Positional color and protocol
Senior Enlisted Advisor positional color
The Sergeant Major of the Army, Chief Master Sergeant of the Air Force and the Senior Enlisted Advisor to the JCS Chairman are the only enlisted members of the United States armed forces, below general/admiral grade, to be authorized a positional color (flag).
The SEAC's positional color is based upon those of the Chairman of the Joint Chiefs of Staff, and the Sergeant Major of the Army. The central element of the color is a rendering of the SEAC collar insignia, less the surrounding disk, with the eagle shown in proper colors (rather than simply gold as on the collar insignia). The diagonal line separating the blue in the upper right from the white in the lower left is continued to the corners of the flag.
The SEA to the Chairman holds a VIP status ahead of all service SEAs who themselves are ahead of all 3-star/flag officers.
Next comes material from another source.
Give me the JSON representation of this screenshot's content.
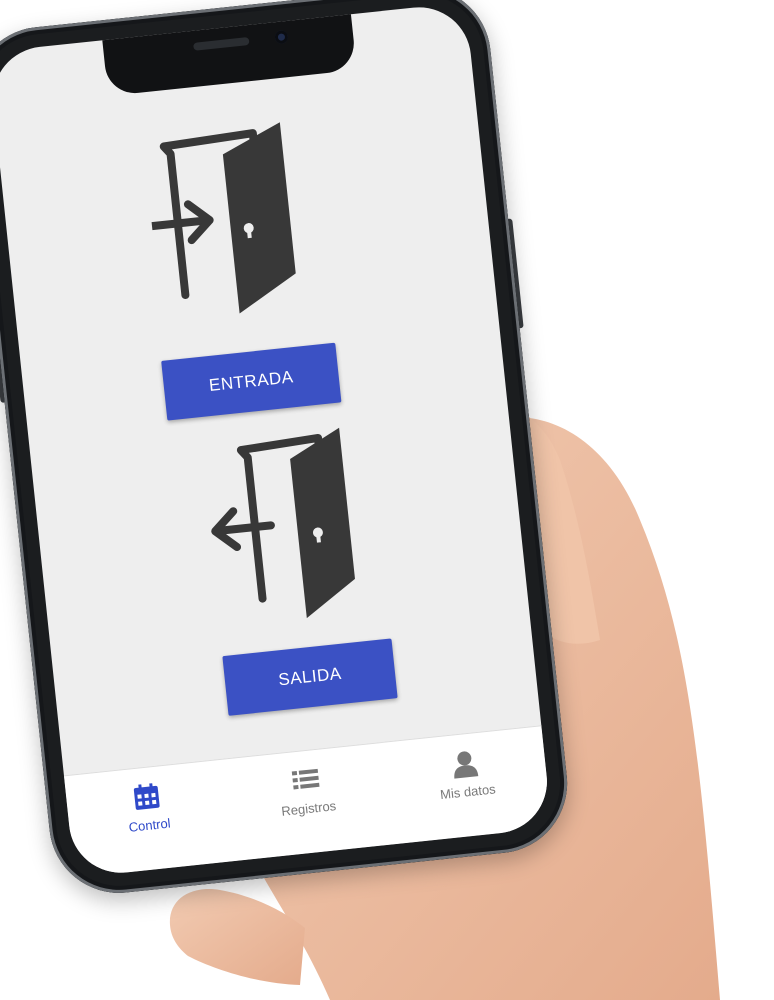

Despite the unique duties and protocol position of this position, the Senior Enlisted Advisor to the Chairman remains a non-commissioned officer and, as such, is obliged to render salute to all commissioned officers and warrant officers.
The Senior Enlisted Advisor to the Chairman and the other five SEAs hold pay grade E-9, as all sergeants major and command sergeants major, Command Master Chief Petty Officers and Command Chief Master Sergeants; however, in accordance with 37 U.S.C. § 1009, Schedule 8, an SEAC's base pay is $7,489.80 per month ($89,877.60 per year), regardless of the incumbent's service longevity. For comparison, any other E-9, even with the maximum forty years of service, would receive $7,195.80 per month.
In addition to his base pay and normal tax-free allowances, the SEAC and the other SEAs are each entitled to a special tax-free allowance of US$2,000.00 per annum, in accordance with 37 U.S.C. § 414(c).